In a separate budget hearing, Interim Chief William Swann told the mayor he needs 67 new firefighters and two medical units.
“We’ve been doing our job for a long time and the men and women in the field are the ones that make it happen,” said Chief Swann. “Any assistance we can get we’ll greatly appreciate and put it great use.”
The department says the opioid crisis is affecting them. From July 2017 to January 2018, the department spent $119,000 dollars on Narcan.
Nashville’s EMTs and firefighters gave Narcan to 275 patients with a presumed overdose in January and February this year, compared to 131 patients in January and February 2017 – a 110 percent increase.

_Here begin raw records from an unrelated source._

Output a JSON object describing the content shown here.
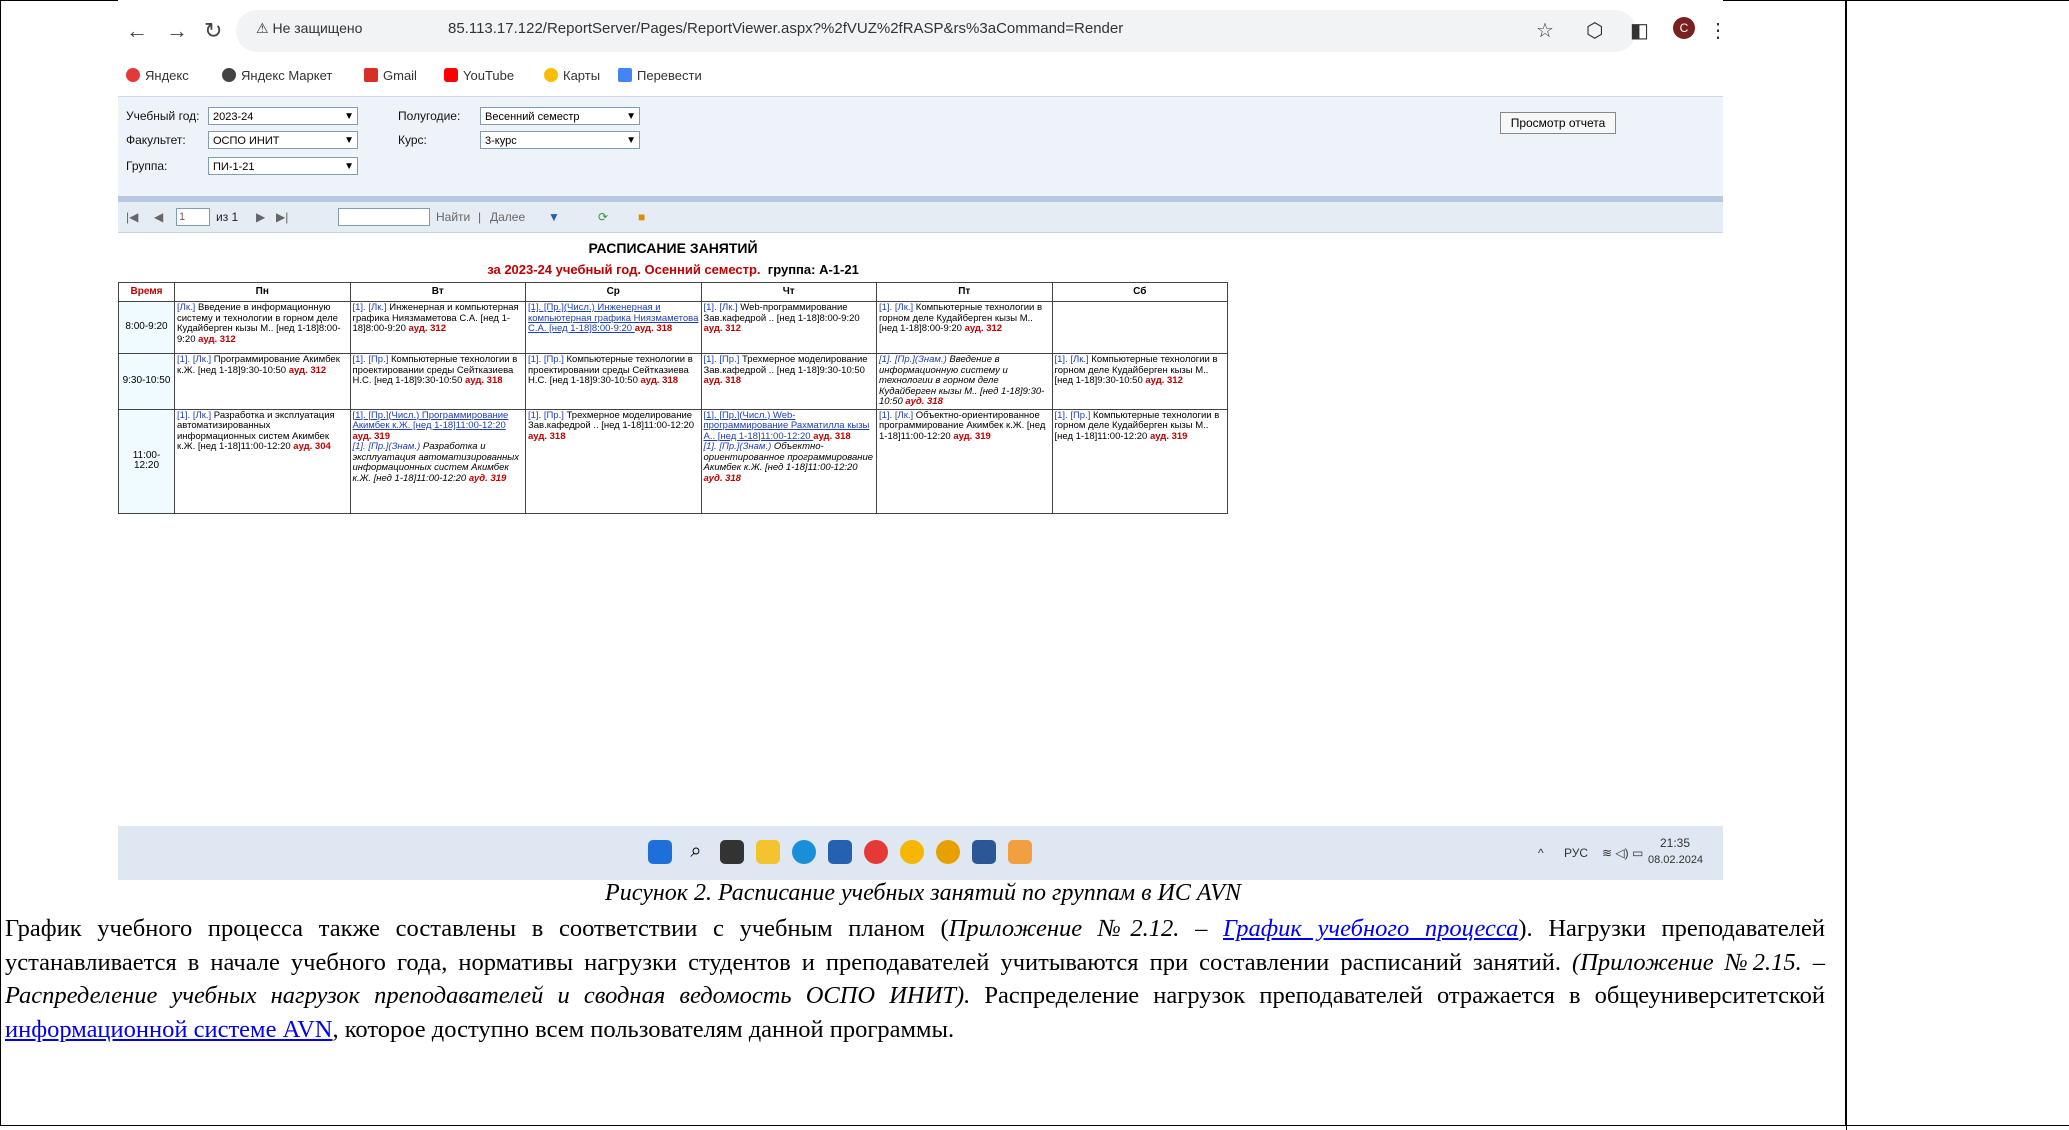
{
  "browser": {
    "security_label": "Не защищено",
    "url": "85.113.17.122/ReportServer/Pages/ReportViewer.aspx?%2fVUZ%2fRASP&rs%3aCommand=Render",
    "avatar_letter": "C",
    "bookmarks": [
      "Яндекс",
      "Яндекс Маркет",
      "Gmail",
      "YouTube",
      "Карты",
      "Перевести"
    ]
  },
  "params": {
    "year_label": "Учебный год:",
    "year_value": "2023-24",
    "faculty_label": "Факультет:",
    "faculty_value": "ОСПО ИНИТ",
    "group_label": "Группа:",
    "group_value": "ПИ-1-21",
    "semester_label": "Полугодие:",
    "semester_value": "Весенний семестр",
    "course_label": "Курс:",
    "course_value": "3-курс",
    "view_button": "Просмотр отчета"
  },
  "toolbar": {
    "page": "1",
    "of_pages": "из 1",
    "find": "Найти",
    "separator": "|",
    "next": "Далее"
  },
  "report": {
    "title": "РАСПИСАНИЕ ЗАНЯТИЙ",
    "subtitle": "за 2023-24 учебный год. Осенний семестр.",
    "group": "группа: А-1-21",
    "headers": [
      "Время",
      "Пн",
      "Вт",
      "Ср",
      "Чт",
      "Пт",
      "Сб"
    ],
    "rows": [
      {
        "time": "8:00-9:20",
        "cells": [
          [
            {
              "tag": "[Лк.]",
              "text": " Введение в информационную систему и технологии в горном деле Кудайберген кызы М.. [нед 1-18]8:00-9:20 ",
              "room": "ауд. 312"
            }
          ],
          [
            {
              "tag": "[1]. [Лк.]",
              "text": " Инженерная и компьютерная графика Ниязмаметова С.А. [нед 1-18]8:00-9:20 ",
              "room": "ауд. 312"
            }
          ],
          [
            {
              "tag": "[1]. [Пр.](Числ.)",
              "text": " Инженерная и компьютерная графика Ниязмаметова С.А. [нед 1-18]8:00-9:20 ",
              "room": "ауд. 318",
              "style": "ul"
            }
          ],
          [
            {
              "tag": "[1]. [Лк.]",
              "text": " Web-программирование Зав.кафедрой .. [нед 1-18]8:00-9:20 ",
              "room": "ауд. 312"
            }
          ],
          [
            {
              "tag": "[1]. [Лк.]",
              "text": " Компьютерные технологии в горном деле Кудайберген кызы М.. [нед 1-18]8:00-9:20 ",
              "room": "ауд. 312"
            }
          ],
          []
        ]
      },
      {
        "time": "9:30-10:50",
        "cells": [
          [
            {
              "tag": "[1]. [Лк.]",
              "text": " Программирование Акимбек к.Ж. [нед 1-18]9:30-10:50 ",
              "room": "ауд. 312"
            }
          ],
          [
            {
              "tag": "[1]. [Пр.]",
              "text": " Компьютерные технологии в проектировании среды Сейтказиева Н.С. [нед 1-18]9:30-10:50 ",
              "room": "ауд. 318"
            }
          ],
          [
            {
              "tag": "[1]. [Пр.]",
              "text": " Компьютерные технологии в проектировании среды Сейтказиева Н.С. [нед 1-18]9:30-10:50 ",
              "room": "ауд. 318"
            }
          ],
          [
            {
              "tag": "[1]. [Пр.]",
              "text": " Трехмерное моделирование Зав.кафедрой .. [нед 1-18]9:30-10:50 ",
              "room": "ауд. 318"
            }
          ],
          [
            {
              "tag": "[1]. [Пр.](Знам.)",
              "text": " Введение в информационную систему и технологии в горном деле Кудайберген кызы М.. [нед 1-18]9:30-10:50 ",
              "room": "ауд. 318",
              "style": "ital"
            }
          ],
          [
            {
              "tag": "[1]. [Лк.]",
              "text": " Компьютерные технологии в горном деле Кудайберген кызы М.. [нед 1-18]9:30-10:50 ",
              "room": "ауд. 312"
            }
          ]
        ]
      },
      {
        "time": "11:00-12:20",
        "cells": [
          [
            {
              "tag": "[1]. [Лк.]",
              "text": " Разработка и эксплуатация автоматизированных информационных систем Акимбек к.Ж. [нед 1-18]11:00-12:20 ",
              "room": "ауд. 304"
            }
          ],
          [
            {
              "tag": "[1]. [Пр.](Числ.)",
              "text": " Программирование Акимбек к.Ж. [нед 1-18]11:00-12:20 ",
              "room": "ауд. 319",
              "style": "ul"
            },
            {
              "tag": "[1]. [Пр.](Знам.)",
              "text": " Разработка и эксплуатация автоматизированных информационных систем Акимбек к.Ж. [нед 1-18]11:00-12:20 ",
              "room": "ауд. 319",
              "style": "ital"
            }
          ],
          [
            {
              "tag": "[1]. [Пр.]",
              "text": " Трехмерное моделирование Зав.кафедрой .. [нед 1-18]11:00-12:20 ",
              "room": "ауд. 318"
            }
          ],
          [
            {
              "tag": "[1]. [Пр.](Числ.)",
              "text": " Web-программирование Рахматилла кызы А.. [нед 1-18]11:00-12:20 ",
              "room": "ауд. 318",
              "style": "ul"
            },
            {
              "tag": "[1]. [Пр.](Знам.)",
              "text": " Объектно-ориентированное программирование Акимбек к.Ж. [нед 1-18]11:00-12:20 ",
              "room": "ауд. 318",
              "style": "ital"
            }
          ],
          [
            {
              "tag": "[1]. [Лк.]",
              "text": " Объектно-ориентированное программирование Акимбек к.Ж. [нед 1-18]11:00-12:20 ",
              "room": "ауд. 319"
            }
          ],
          [
            {
              "tag": "[1]. [Пр.]",
              "text": " Компьютерные технологии в горном деле Кудайберген кызы М.. [нед 1-18]11:00-12:20 ",
              "room": "ауд. 319"
            }
          ]
        ]
      }
    ]
  },
  "taskbar": {
    "lang": "РУС",
    "time": "21:35",
    "date": "08.02.2024"
  },
  "caption": "Рисунок 2. Расписание учебных занятий по группам в ИС AVN",
  "paragraph": {
    "p1": "График учебного процесса также составлены в соответствии с учебным планом (",
    "i1": "Приложение №2.12. – ",
    "link1": "График учебного процесса",
    "p2": "). Нагрузки преподавателей устанавливается в начале учебного года, нормативы нагрузки студентов и преподавателей учитываются при составлении расписаний занятий. ",
    "i2": "(Приложение №2.15. – Распределение учебных нагрузок преподавателей и сводная ведомость ОСПО ИНИТ).",
    "p3": " Распределение нагрузок преподавателей отражается в общеуниверситетской ",
    "link2": "информационной системе AVN",
    "p4": ", которое доступно всем пользователям данной программы."
  }
}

Even if some patients receive more than one dose, Chief Swann says it shows what they’re up against.
“It still just shows the situation and the dire need for Narcan,” said the Chief. “And to make sure we have proper staffing and medical supplies to be able to administer this.”
Chief Swann also asked for additional funding for specialized training for active shooters, HazMat, Urban Search and Rescue, trench and confined space rescues, and high rise rescue techniques.
The next step is to meet with the mayor one and one and then, there should be a first draft of the budget in May.